Some widely promoted weight loss diets, such as the Atkins diet, recommended a regimen greatly restricting carbohydrates, with increased protein and unrestricted total and saturated fat intake, the researchers said.
"It is plausible that these low CHO diets could be harmful, especially over the longer term," according to the research.
"We therefore sought to determine whether low CHO diets have any beneficial or harmful effects on weight and cardiovascular risk factors when compared to balanced diets."
Read: The Association for Dietetics in SA discuss what this means for the general public
Prof. Tim Noakes supports low carb diet
University of Cape Town sport scientist Prof. Tim Noakes is one of those who encourages an LCHF diet (low carbohydrate and high fat).
He said the data analysed during the study was not representative of "the real world".
"I agree with their findings but the data they analysed are not representative of the real world," he told Sapa on Thursday.
"In the real world, the LCHF is the only diet that works. If their diet worked, we would not have an obesity crisis which began immediately after we were told to eat higher carbohydrate diets."

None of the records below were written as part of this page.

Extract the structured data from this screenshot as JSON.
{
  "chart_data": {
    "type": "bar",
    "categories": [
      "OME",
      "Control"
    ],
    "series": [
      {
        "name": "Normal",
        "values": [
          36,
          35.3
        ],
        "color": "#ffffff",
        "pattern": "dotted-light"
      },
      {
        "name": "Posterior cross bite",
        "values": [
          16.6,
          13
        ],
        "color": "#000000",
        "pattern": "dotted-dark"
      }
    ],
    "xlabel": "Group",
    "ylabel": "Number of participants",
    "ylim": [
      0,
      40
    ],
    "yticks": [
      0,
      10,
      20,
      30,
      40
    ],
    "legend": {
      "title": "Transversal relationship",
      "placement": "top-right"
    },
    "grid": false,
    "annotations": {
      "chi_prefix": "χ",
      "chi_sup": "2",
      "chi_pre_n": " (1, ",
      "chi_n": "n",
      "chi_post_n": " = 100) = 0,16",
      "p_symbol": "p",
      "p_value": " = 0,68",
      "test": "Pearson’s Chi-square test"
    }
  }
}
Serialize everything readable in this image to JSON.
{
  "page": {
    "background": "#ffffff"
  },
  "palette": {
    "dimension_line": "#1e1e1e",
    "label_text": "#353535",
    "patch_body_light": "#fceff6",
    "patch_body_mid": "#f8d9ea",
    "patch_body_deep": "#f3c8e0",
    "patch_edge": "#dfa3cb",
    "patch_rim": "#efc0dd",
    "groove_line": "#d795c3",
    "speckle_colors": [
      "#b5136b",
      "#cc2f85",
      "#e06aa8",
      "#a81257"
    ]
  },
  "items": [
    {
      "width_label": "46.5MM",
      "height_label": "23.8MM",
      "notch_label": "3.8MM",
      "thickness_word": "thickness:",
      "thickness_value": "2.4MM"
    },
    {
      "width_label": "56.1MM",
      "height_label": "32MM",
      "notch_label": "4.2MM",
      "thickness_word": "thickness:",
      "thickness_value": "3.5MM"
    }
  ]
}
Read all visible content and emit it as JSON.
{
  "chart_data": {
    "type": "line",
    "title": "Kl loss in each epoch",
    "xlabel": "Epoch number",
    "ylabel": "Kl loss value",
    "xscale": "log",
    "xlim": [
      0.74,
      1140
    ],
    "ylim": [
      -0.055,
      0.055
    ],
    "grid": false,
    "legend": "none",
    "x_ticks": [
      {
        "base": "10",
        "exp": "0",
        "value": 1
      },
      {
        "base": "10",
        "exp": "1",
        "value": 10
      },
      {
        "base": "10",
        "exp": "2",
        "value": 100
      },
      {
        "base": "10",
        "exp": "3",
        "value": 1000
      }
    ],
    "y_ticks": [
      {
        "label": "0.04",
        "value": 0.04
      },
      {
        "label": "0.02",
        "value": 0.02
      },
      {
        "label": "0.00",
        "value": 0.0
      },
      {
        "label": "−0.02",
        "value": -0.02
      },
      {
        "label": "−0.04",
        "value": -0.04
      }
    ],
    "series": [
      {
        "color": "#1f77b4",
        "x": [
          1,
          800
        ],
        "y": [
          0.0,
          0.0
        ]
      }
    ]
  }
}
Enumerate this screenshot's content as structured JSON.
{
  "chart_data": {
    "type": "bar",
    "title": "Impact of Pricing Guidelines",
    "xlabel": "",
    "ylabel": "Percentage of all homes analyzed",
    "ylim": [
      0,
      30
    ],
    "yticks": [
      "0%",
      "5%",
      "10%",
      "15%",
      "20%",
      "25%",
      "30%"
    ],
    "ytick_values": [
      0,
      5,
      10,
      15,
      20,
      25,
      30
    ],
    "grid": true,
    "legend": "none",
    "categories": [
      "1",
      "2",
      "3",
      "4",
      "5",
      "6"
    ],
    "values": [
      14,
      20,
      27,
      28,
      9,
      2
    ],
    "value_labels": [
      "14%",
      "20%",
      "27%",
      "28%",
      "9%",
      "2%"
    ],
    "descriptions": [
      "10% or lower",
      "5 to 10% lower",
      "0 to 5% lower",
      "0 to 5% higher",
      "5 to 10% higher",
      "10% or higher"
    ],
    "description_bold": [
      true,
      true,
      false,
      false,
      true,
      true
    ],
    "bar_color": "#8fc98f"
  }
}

Read: Tim Noakes on carbohydrate intolerance
The findings did not attempt to show the benefit of the low carbohydrate diet, which is to reduce hunger, whereas low fat diets increase hunger and as a result are unsustainable in the long term, he said.
Naude said the study aims to educate by making scientific evidence available.
"People making decisions about following any diet should have reliable scientific information so that they are able to make a good and informed decision," she said on Thursday.